In memoirs, autobiographies, personal anecdotes, the person whose story is being told is identical to the person telling the story. In panegyrics and indictments, the person to whom one speaks is also the person about whom one is speaking. But in the novel there can be no such literal identity, since the person who is being spoken about, having no real existence, is necessarily a third person in relation to those two beings of flesh and blood who are communicating by means of him.

However, the very fact that one is dealing with fiction, that one cannot experience the material existence of this third person, that one never comes into contact with him physically, as an other, shows us that, in the novel, this distinction between the three grammatical persons is not as sharp as it is in everyday life. There is communication.

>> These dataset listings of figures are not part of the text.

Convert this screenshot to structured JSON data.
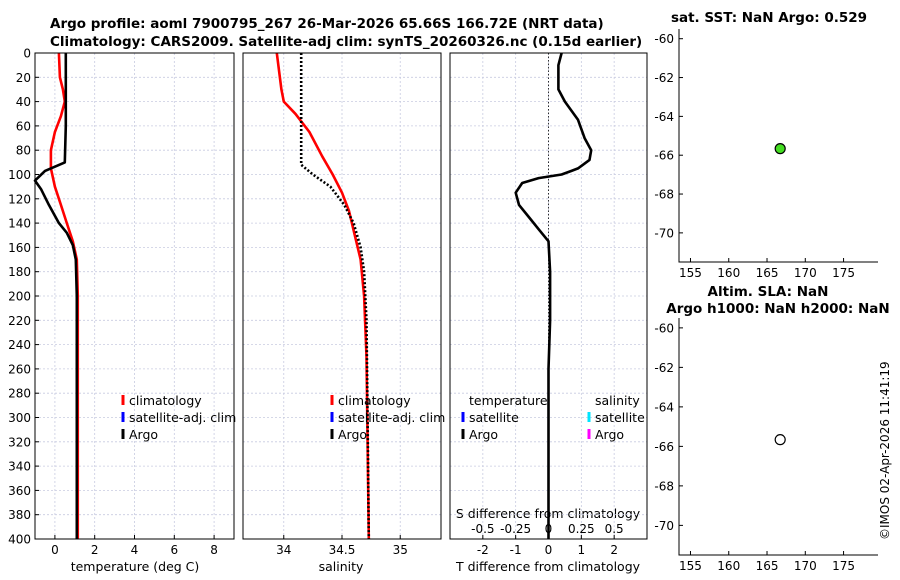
{
  "header": {
    "title_line1": "Argo profile: aoml 7900795_267 26-Mar-2026 65.66S 166.72E (NRT data)",
    "title_line2": "Climatology: CARS2009. Satellite-adj clim: synTS_20260326.nc (0.15d earlier)"
  },
  "copyright": "©IMOS 02-Apr-2026 11:41:19",
  "colors": {
    "climatology": "#ff0000",
    "satellite_adj": "#0000ff",
    "argo": "#000000",
    "satellite_s": "#00e5ff",
    "satellite_s2": "#ff00ff",
    "grid": "#c8cbe0",
    "sst_marker": "#44dd22"
  },
  "chart_data": [
    {
      "id": "temperature",
      "type": "line",
      "xlabel": "temperature (deg C)",
      "xlim": [
        -1,
        9
      ],
      "xticks": [
        "0",
        "2",
        "4",
        "6",
        "8"
      ],
      "xtick_values": [
        0,
        2,
        4,
        6,
        8
      ],
      "ylim": [
        0,
        400
      ],
      "yticks": [
        "0",
        "20",
        "40",
        "60",
        "80",
        "100",
        "120",
        "140",
        "160",
        "180",
        "200",
        "220",
        "240",
        "260",
        "280",
        "300",
        "320",
        "340",
        "360",
        "380",
        "400"
      ],
      "ytick_values": [
        0,
        20,
        40,
        60,
        80,
        100,
        120,
        140,
        160,
        180,
        200,
        220,
        240,
        260,
        280,
        300,
        320,
        340,
        360,
        380,
        400
      ],
      "legend": [
        "climatology",
        "satellite-adj. clim",
        "Argo"
      ],
      "series": [
        {
          "name": "climatology",
          "color": "#ff0000",
          "style": "solid",
          "x": [
            0.2,
            0.25,
            0.4,
            0.5,
            0.3,
            0.0,
            -0.2,
            -0.2,
            0.0,
            0.3,
            0.6,
            0.9,
            1.1,
            1.15,
            1.15,
            1.15,
            1.15
          ],
          "y": [
            0,
            20,
            30,
            40,
            52,
            65,
            80,
            95,
            110,
            125,
            140,
            155,
            170,
            200,
            250,
            320,
            400
          ]
        },
        {
          "name": "Argo",
          "color": "#000000",
          "style": "solid",
          "x": [
            0.55,
            0.55,
            0.55,
            0.55,
            0.5,
            -0.5,
            -1.0,
            -0.7,
            -0.3,
            0.2,
            0.6,
            0.9,
            1.05,
            1.1,
            1.1,
            1.1,
            1.1
          ],
          "y": [
            0,
            20,
            40,
            60,
            90,
            97,
            105,
            112,
            125,
            140,
            148,
            158,
            170,
            200,
            250,
            320,
            400
          ]
        }
      ]
    },
    {
      "id": "salinity",
      "type": "line",
      "xlabel": "salinity",
      "xlim": [
        33.65,
        35.35
      ],
      "xticks": [
        "34",
        "34.5",
        "35"
      ],
      "xtick_values": [
        34,
        34.5,
        35
      ],
      "ylim": [
        0,
        400
      ],
      "legend": [
        "climatology",
        "satellite-adj. clim",
        "Argo"
      ],
      "series": [
        {
          "name": "climatology",
          "color": "#ff0000",
          "style": "solid",
          "x": [
            33.94,
            33.96,
            33.98,
            34.0,
            34.1,
            34.22,
            34.33,
            34.42,
            34.5,
            34.56,
            34.61,
            34.66,
            34.69,
            34.71,
            34.72,
            34.73
          ],
          "y": [
            0,
            15,
            30,
            40,
            50,
            65,
            85,
            100,
            115,
            130,
            150,
            170,
            200,
            250,
            320,
            400
          ]
        },
        {
          "name": "Argo",
          "color": "#000000",
          "style": "dotted",
          "x": [
            34.15,
            34.15,
            34.15,
            34.15,
            34.15,
            34.25,
            34.4,
            34.52,
            34.6,
            34.66,
            34.69,
            34.71,
            34.72,
            34.73
          ],
          "y": [
            0,
            20,
            40,
            60,
            92,
            100,
            110,
            125,
            140,
            160,
            180,
            220,
            300,
            400
          ]
        }
      ]
    },
    {
      "id": "difference",
      "type": "line",
      "xlabel": "T difference from climatology",
      "xlabel_top": "S difference from climatology",
      "xlim": [
        -3,
        3
      ],
      "xticks": [
        "-2",
        "-1",
        "0",
        "1",
        "2"
      ],
      "xtick_values": [
        -2,
        -1,
        0,
        1,
        2
      ],
      "s_ticks": [
        "-0.5",
        "-0.25",
        "0",
        "0.25",
        "0.5"
      ],
      "ylim": [
        0,
        400
      ],
      "legend_headers": [
        "temperature",
        "salinity"
      ],
      "legend_t": [
        "satellite",
        "Argo"
      ],
      "legend_s": [
        "satellite",
        "Argo"
      ],
      "series": [
        {
          "name": "T difference",
          "color": "#000000",
          "style": "solid",
          "x": [
            0.4,
            0.3,
            0.3,
            0.5,
            0.9,
            1.1,
            1.3,
            1.25,
            0.9,
            0.7,
            0.4,
            -0.3,
            -0.8,
            -1.0,
            -0.9,
            -0.6,
            -0.3,
            0.0,
            0.05,
            0.05,
            0.0,
            0.0,
            0.0
          ],
          "y": [
            0,
            10,
            30,
            40,
            55,
            70,
            80,
            88,
            95,
            97,
            100,
            103,
            107,
            115,
            125,
            135,
            145,
            155,
            180,
            220,
            260,
            330,
            400
          ]
        }
      ]
    },
    {
      "id": "sst_map",
      "type": "scatter",
      "title": "sat. SST: NaN Argo: 0.529",
      "xlim": [
        153.5,
        179.5
      ],
      "ylim": [
        -71.5,
        -59.5
      ],
      "xticks": [
        "155",
        "160",
        "165",
        "170",
        "175"
      ],
      "xtick_values": [
        155,
        160,
        165,
        170,
        175
      ],
      "yticks": [
        "-60",
        "-62",
        "-64",
        "-66",
        "-68",
        "-70"
      ],
      "ytick_values": [
        -60,
        -62,
        -64,
        -66,
        -68,
        -70
      ],
      "points": [
        {
          "x": 166.72,
          "y": -65.66
        }
      ]
    },
    {
      "id": "sla_map",
      "type": "scatter",
      "title_line1": "Altim. SLA: NaN",
      "title_line2": "Argo h1000: NaN h2000: NaN",
      "xlim": [
        153.5,
        179.5
      ],
      "ylim": [
        -71.5,
        -59.5
      ],
      "xticks": [
        "155",
        "160",
        "165",
        "170",
        "175"
      ],
      "xtick_values": [
        155,
        160,
        165,
        170,
        175
      ],
      "yticks": [
        "-60",
        "-62",
        "-64",
        "-66",
        "-68",
        "-70"
      ],
      "ytick_values": [
        -60,
        -62,
        -64,
        -66,
        -68,
        -70
      ],
      "points": [
        {
          "x": 166.72,
          "y": -65.66
        }
      ]
    }
  ]
}
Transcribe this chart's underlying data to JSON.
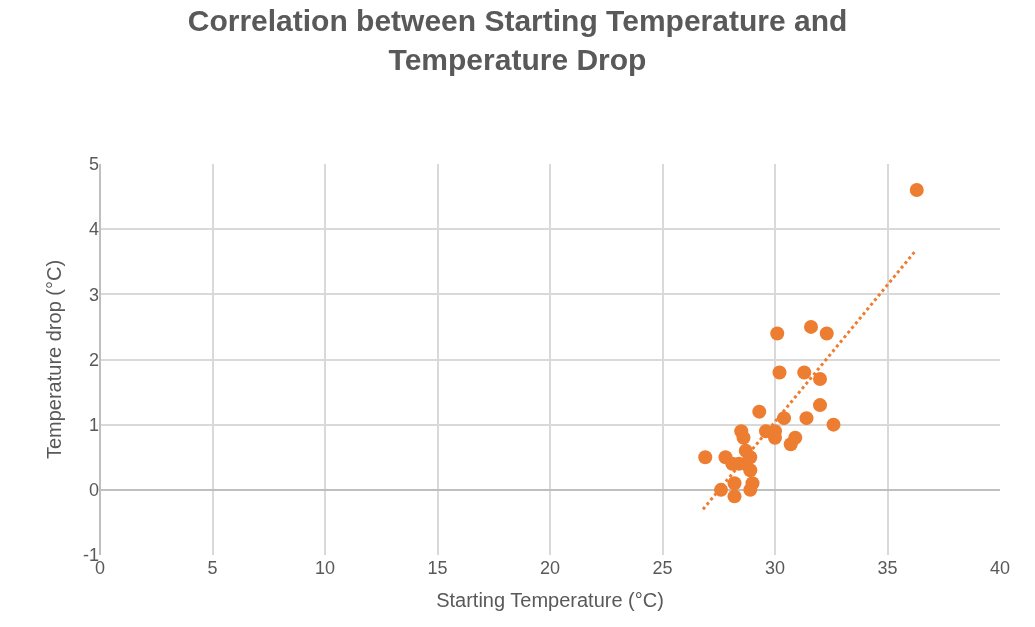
{
  "chart_data": {
    "type": "scatter",
    "title": "Correlation between Starting Temperature and Temperature Drop",
    "xlabel": "Starting Temperature (°C)",
    "ylabel": "Temperature drop (°C)",
    "xlim": [
      0,
      40
    ],
    "xticks": [
      0,
      5,
      10,
      15,
      20,
      25,
      30,
      35,
      40
    ],
    "ylim": [
      -1,
      5
    ],
    "yticks": [
      -1,
      0,
      1,
      2,
      3,
      4,
      5
    ],
    "grid": true,
    "series": [
      {
        "color": "#ed7d31",
        "marker": "circle",
        "x": [
          26.9,
          27.6,
          27.8,
          28.1,
          28.2,
          28.2,
          28.4,
          28.5,
          28.6,
          28.7,
          28.9,
          28.9,
          28.9,
          29.0,
          28.7,
          29.3,
          29.6,
          30.0,
          30.0,
          30.1,
          30.2,
          30.4,
          30.7,
          30.9,
          31.3,
          31.4,
          31.6,
          32.0,
          32.0,
          32.3,
          32.6,
          36.3
        ],
        "values": [
          0.5,
          0,
          0.5,
          0.4,
          0.1,
          -0.1,
          0.4,
          0.9,
          0.8,
          0.6,
          0.5,
          0.3,
          0,
          0.1,
          0.4,
          1.2,
          0.9,
          0.9,
          0.8,
          2.4,
          1.8,
          1.1,
          0.7,
          0.8,
          1.8,
          1.1,
          2.5,
          1.7,
          1.3,
          2.4,
          1.0,
          4.6
        ]
      },
      {
        "type": "line",
        "color": "#ed7d31",
        "line_style": "dotted",
        "x": [
          26.8,
          36.2
        ],
        "values": [
          -0.3,
          3.65
        ]
      }
    ]
  }
}
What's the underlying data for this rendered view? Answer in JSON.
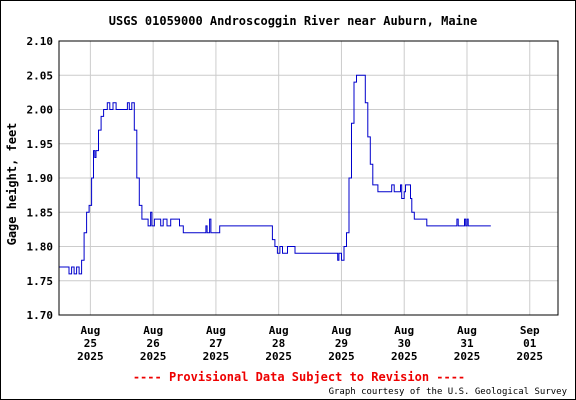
{
  "chart_data": {
    "type": "line",
    "title": "USGS 01059000 Androscoggin River near Auburn, Maine",
    "ylabel": "Gage height, feet",
    "xlabel": "",
    "ylim": [
      1.7,
      2.1
    ],
    "yticks": [
      "2.10",
      "2.05",
      "2.00",
      "1.95",
      "1.90",
      "1.85",
      "1.80",
      "1.75",
      "1.70"
    ],
    "xlim": [
      0,
      7.95
    ],
    "xticks": [
      {
        "x": 0.5,
        "lines": [
          "Aug",
          "25",
          "2025"
        ]
      },
      {
        "x": 1.5,
        "lines": [
          "Aug",
          "26",
          "2025"
        ]
      },
      {
        "x": 2.5,
        "lines": [
          "Aug",
          "27",
          "2025"
        ]
      },
      {
        "x": 3.5,
        "lines": [
          "Aug",
          "28",
          "2025"
        ]
      },
      {
        "x": 4.5,
        "lines": [
          "Aug",
          "29",
          "2025"
        ]
      },
      {
        "x": 5.5,
        "lines": [
          "Aug",
          "30",
          "2025"
        ]
      },
      {
        "x": 6.5,
        "lines": [
          "Aug",
          "31",
          "2025"
        ]
      },
      {
        "x": 7.5,
        "lines": [
          "Sep",
          "01",
          "2025"
        ]
      }
    ],
    "gridlines": true,
    "x_units": "days since Aug 25 00:00 (2025)",
    "series": [
      {
        "name": "",
        "color": "#0000cc",
        "points": [
          [
            0.0,
            1.77
          ],
          [
            0.14,
            1.77
          ],
          [
            0.16,
            1.76
          ],
          [
            0.2,
            1.77
          ],
          [
            0.24,
            1.76
          ],
          [
            0.28,
            1.77
          ],
          [
            0.32,
            1.76
          ],
          [
            0.36,
            1.78
          ],
          [
            0.4,
            1.82
          ],
          [
            0.44,
            1.85
          ],
          [
            0.48,
            1.86
          ],
          [
            0.52,
            1.9
          ],
          [
            0.55,
            1.94
          ],
          [
            0.57,
            1.93
          ],
          [
            0.59,
            1.94
          ],
          [
            0.63,
            1.97
          ],
          [
            0.67,
            1.99
          ],
          [
            0.71,
            2.0
          ],
          [
            0.75,
            2.0
          ],
          [
            0.77,
            2.01
          ],
          [
            0.81,
            2.0
          ],
          [
            0.86,
            2.01
          ],
          [
            0.91,
            2.0
          ],
          [
            1.0,
            2.0
          ],
          [
            1.05,
            2.0
          ],
          [
            1.09,
            2.01
          ],
          [
            1.12,
            2.0
          ],
          [
            1.16,
            2.01
          ],
          [
            1.2,
            1.97
          ],
          [
            1.24,
            1.9
          ],
          [
            1.28,
            1.86
          ],
          [
            1.32,
            1.84
          ],
          [
            1.38,
            1.84
          ],
          [
            1.42,
            1.83
          ],
          [
            1.46,
            1.85
          ],
          [
            1.48,
            1.83
          ],
          [
            1.52,
            1.84
          ],
          [
            1.58,
            1.84
          ],
          [
            1.62,
            1.83
          ],
          [
            1.66,
            1.84
          ],
          [
            1.72,
            1.83
          ],
          [
            1.78,
            1.84
          ],
          [
            1.88,
            1.84
          ],
          [
            1.92,
            1.83
          ],
          [
            1.98,
            1.82
          ],
          [
            2.2,
            1.82
          ],
          [
            2.3,
            1.82
          ],
          [
            2.34,
            1.83
          ],
          [
            2.36,
            1.82
          ],
          [
            2.4,
            1.84
          ],
          [
            2.42,
            1.82
          ],
          [
            2.5,
            1.82
          ],
          [
            2.56,
            1.83
          ],
          [
            2.7,
            1.83
          ],
          [
            2.9,
            1.83
          ],
          [
            3.1,
            1.83
          ],
          [
            3.2,
            1.83
          ],
          [
            3.3,
            1.83
          ],
          [
            3.36,
            1.83
          ],
          [
            3.4,
            1.81
          ],
          [
            3.44,
            1.8
          ],
          [
            3.48,
            1.79
          ],
          [
            3.52,
            1.8
          ],
          [
            3.56,
            1.79
          ],
          [
            3.6,
            1.79
          ],
          [
            3.64,
            1.8
          ],
          [
            3.72,
            1.8
          ],
          [
            3.76,
            1.79
          ],
          [
            4.0,
            1.79
          ],
          [
            4.3,
            1.79
          ],
          [
            4.42,
            1.79
          ],
          [
            4.44,
            1.78
          ],
          [
            4.46,
            1.79
          ],
          [
            4.5,
            1.78
          ],
          [
            4.54,
            1.8
          ],
          [
            4.58,
            1.82
          ],
          [
            4.62,
            1.9
          ],
          [
            4.66,
            1.98
          ],
          [
            4.7,
            2.04
          ],
          [
            4.74,
            2.05
          ],
          [
            4.84,
            2.05
          ],
          [
            4.88,
            2.01
          ],
          [
            4.92,
            1.96
          ],
          [
            4.96,
            1.92
          ],
          [
            5.0,
            1.89
          ],
          [
            5.04,
            1.89
          ],
          [
            5.08,
            1.88
          ],
          [
            5.22,
            1.88
          ],
          [
            5.26,
            1.88
          ],
          [
            5.3,
            1.89
          ],
          [
            5.34,
            1.88
          ],
          [
            5.4,
            1.88
          ],
          [
            5.44,
            1.89
          ],
          [
            5.46,
            1.87
          ],
          [
            5.5,
            1.88
          ],
          [
            5.52,
            1.89
          ],
          [
            5.56,
            1.89
          ],
          [
            5.6,
            1.87
          ],
          [
            5.62,
            1.85
          ],
          [
            5.66,
            1.84
          ],
          [
            5.82,
            1.84
          ],
          [
            5.86,
            1.83
          ],
          [
            6.2,
            1.83
          ],
          [
            6.3,
            1.83
          ],
          [
            6.34,
            1.84
          ],
          [
            6.36,
            1.83
          ],
          [
            6.44,
            1.83
          ],
          [
            6.46,
            1.84
          ],
          [
            6.48,
            1.83
          ],
          [
            6.5,
            1.84
          ],
          [
            6.52,
            1.83
          ],
          [
            6.7,
            1.83
          ],
          [
            6.88,
            1.83
          ]
        ]
      }
    ]
  },
  "footer": {
    "provisional": "---- Provisional Data Subject to Revision ----",
    "credit": "Graph courtesy of the U.S. Geological Survey"
  }
}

Everyone knows that the novelist constructs his characters, whether he wishes to do so or not, out of the elements of his own life. His heroes (or objects, if he is very prudent) are masks by means of which he reveals his own history and his own dreams. The reader is far from playing a purely passive role; he reconstructs, from the signs assembled on the page, a vision or an adventure; and he too makes use of the material which he has at his disposal—that is to say, of his own memory. The dream which he creates in this way illuminates what he lacks.

Thus, in a novel, the story we are told is always, at one and the same time, someone telling his own story and telling ours. Awareness of this fact brings about a shifting of the narrative from the third to the first person.